Among the staff at Queenwood were two teachers who had been at the Swiss educator Philipp von Fellenbergs school at Howfyl in Swizterland. Other staff would go on to have distinguished scientific careers, perhaps the best remembered now being John Tyndall who laid the foundations for the understanding of the modern science of climate change.Tyndall was a largely self-taught scientist. Born in into a Protestant family in Leighlinbridge, Co. Carlow,Ireland, he started his working life with the Irish Ordnance Survey as a surveyor/draughtsman in 1839 and moving on to the English Survey in 1842. From which he was sacked in the following year partly because he protested at the Survey’s treatment of the Irish. He then worked for three years surveying on the British railways before coming to teach natural science(physics) and mathematics at Queenwood College. Though he only spent two years teaching at the college, during that time he also acted as the school’s secretary and later donated his books and Lab equipment to the school.

It is for the work carried out in various scientific feilds after he left Queenwood that he is remembered. In a paper published in 1861, entitled On the Absorption and Radiation of Heat by Gases and Vapours, and on the Physical Connexion of Radiation, Absorption and Conduction, he outlined the basis of the greenhouse effect.

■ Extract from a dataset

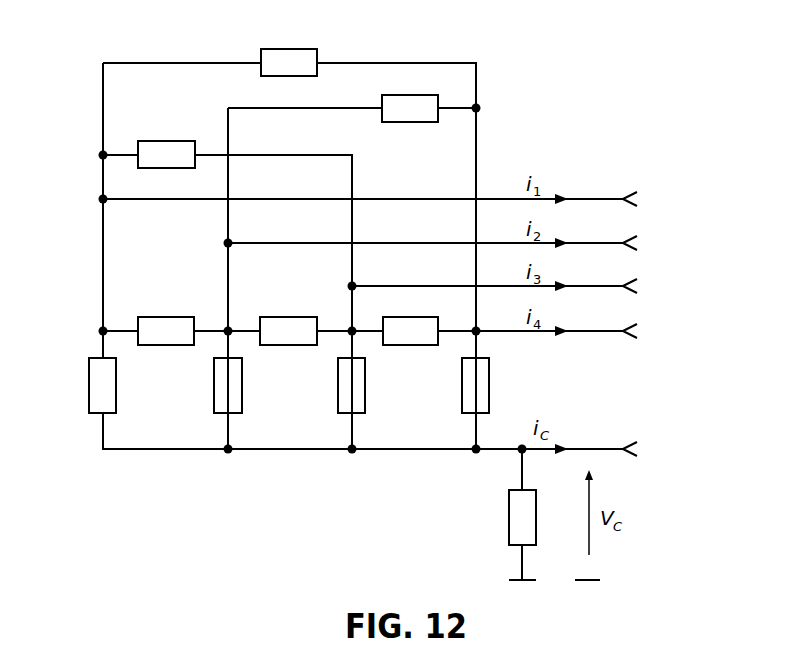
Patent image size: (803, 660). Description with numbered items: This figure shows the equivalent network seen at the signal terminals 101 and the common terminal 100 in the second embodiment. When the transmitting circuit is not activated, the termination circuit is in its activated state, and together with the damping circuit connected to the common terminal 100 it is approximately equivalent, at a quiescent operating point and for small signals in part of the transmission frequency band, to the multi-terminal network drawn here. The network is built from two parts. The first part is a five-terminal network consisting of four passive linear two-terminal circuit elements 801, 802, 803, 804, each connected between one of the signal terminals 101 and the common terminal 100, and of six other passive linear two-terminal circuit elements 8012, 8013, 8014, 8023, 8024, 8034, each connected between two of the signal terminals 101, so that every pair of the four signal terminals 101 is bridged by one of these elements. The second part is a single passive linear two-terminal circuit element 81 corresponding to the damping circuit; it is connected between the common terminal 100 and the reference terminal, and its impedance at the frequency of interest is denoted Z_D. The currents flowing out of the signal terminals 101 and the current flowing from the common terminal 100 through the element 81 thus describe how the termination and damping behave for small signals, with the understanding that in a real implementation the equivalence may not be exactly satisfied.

“The solar heat possesses… the power of crossing an atmosphere; but, when the heat is absorbed by the planet, it is so changed in quality that the rays emanating from the planet cannot get with the same freedom back into space. Thus, the atmosphere admits of the entrance of the solar heat, but checks its exit; and the result is a tendency to accumulate heat at the surface of the planet.” John Tyndall 


John Tyndal givern public lecture
John Tyndall giving public lecture

The paper was the text of  a Royal Society Bakerian lecture given by Tyndall, who was a gifted public lecturer and great advocate of the public understanding of science. He was also a noted mountaineer and made many trips to the alps to climb and study glaciers, making the first ascent of the Weisshorn and would have been first to climb the Matterhorn, but his guides refused to attempt the final peak. He has both a mountain, Mount Tyndall in the Sierra Nevada in California and three glaciers (one in Chile, one in the Rocky Mountain National Park Colorado   and one at Ice Bay in Alaska.) named after him. Among the list of his other eclectic scientific achievements are the invention of the fireman’s respirator and the invention of a ‘light pipe’ that led to the development of fibre optics.

Fireman's respirator invented by John Tyndall
Fireman’s respirator invented by John Tyndall

To a great extent Tyndall is one of the lost and forgotten greats of 19th Century science who should arguably be remembered alongside the likes Darwin and Huxley. In scientific circles, he is recognised with both Ireland’s Tyndall National Institute and the UK’s Tyndall Centre for Climate Change Research bearing his name. He is most regularly remembered in the popular imagination for his ‘Blue Sky thinking’, as the man who explained why the sky is blue through his discovery of what is known as the Tyndall Effect whereby the Sun’s rays are scattered by molecules in the atmosphere making it appear blue to the human eye.


In September 2011Professor Richard Somerville, of Scripps Institution of Oceanography at the University of California, San Diego gave a Public lecture celebrating the life of John Tyndall as the opening address at the Tyndall Conference at The Mansion House, Dublin.

Note: Queenwood College ceased to function as a college in 1896 and became a centre for teaching poultry farming and electrical engineering, The entire building was destroyed by fire on 10 June 1902 and was demolished in 1904.